Anzu, stupéfaite par l'air sérieux et préoccupée de son amie, la regarda également dans les yeux, comme pour connaître la raison de cette inquiétude soudaine. Mais, après quelques secondes de silence, elle lui répondit qu'elle allait bien. Elles décidèrent d'aller dans un café tout près d'ici, pour pouvoir bavarder plus tranquillement. Elles s'y rendirent, s'installèrent et commandèrent. Après avoir été servie, elles reprirent leurs discussions. Anzu lui appris que Rebecca, la petite fille d'un vieil ami du grand père de Yugi, était arrivée depuis un mois environ dans leur lycée, et que tout se passait bien. Elle lui dit également que sa cousine était aussi arrivée ici et était dans la même école que tout le monde.

« Je te la présenterai! Tu verras elle est gentille, tu vas l'adorer! » Lui dit Anzu en souriant.

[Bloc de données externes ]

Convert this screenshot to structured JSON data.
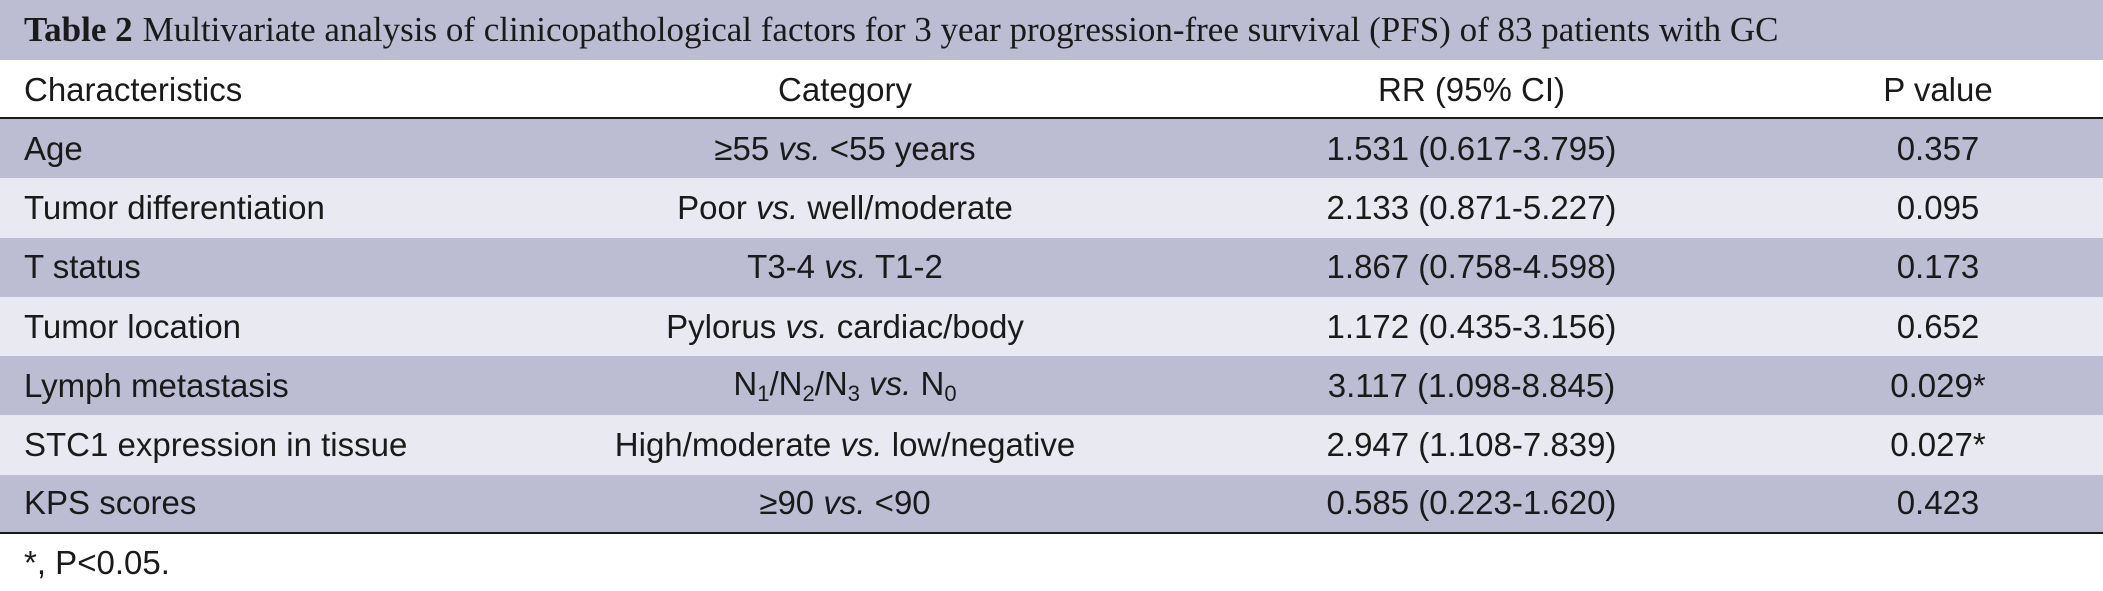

Maï la regarda et sourit en voyant qu'elle était heureuse.

Puis, elle lui raconta ce qu'elle avait fait depuis tout ce temps. Ses nombreux voyages, mais également les défis en duel de monstre, qu'elle avait gagné d'ailleurs. Elle lui dit également, la raison de son retour au Japon. En fait, elle en avait un peu marre de voyager. Elle venait d'avoir 24 ans et elle voulait se poser quelque part. Depuis qu'elle était jeune, elle avait passé son temps à parcourir le monde à la recherche de quelque chose. Et en fin de compte, elle l'avait trouvée : c'était l'amitié. Elle avait fini par comprendre que ce qu'elle cherchait depuis toujours était là, au Japon. Et quel meilleur endroit où vivre, là où se trouvaient tous ses amis. Elle pensait surtout à Jono-uchi, qui lui avait permis de trouver ce qu'elle avait toujours cherché.

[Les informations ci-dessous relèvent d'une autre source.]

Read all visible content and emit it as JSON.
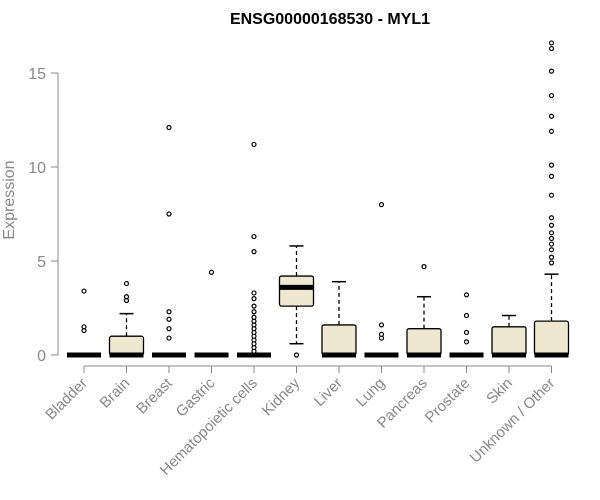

« Vraiment c'est génial ! Je suis ravie d'être ici » S'exclama Maï « Mais… toi aussi tu à l'air d'aller bien. Car… en fait, j'avais eu des nouvelles de toi par les autres et …. » Elle hésita quelques secondes avant de poursuivre « On m'avait dit que tu n'allais pas bien. Mais ça à l'air d'aller mieux, on dirait ! Tant mieux ! » Finit-elle par dire en souriant et lui touchant la main.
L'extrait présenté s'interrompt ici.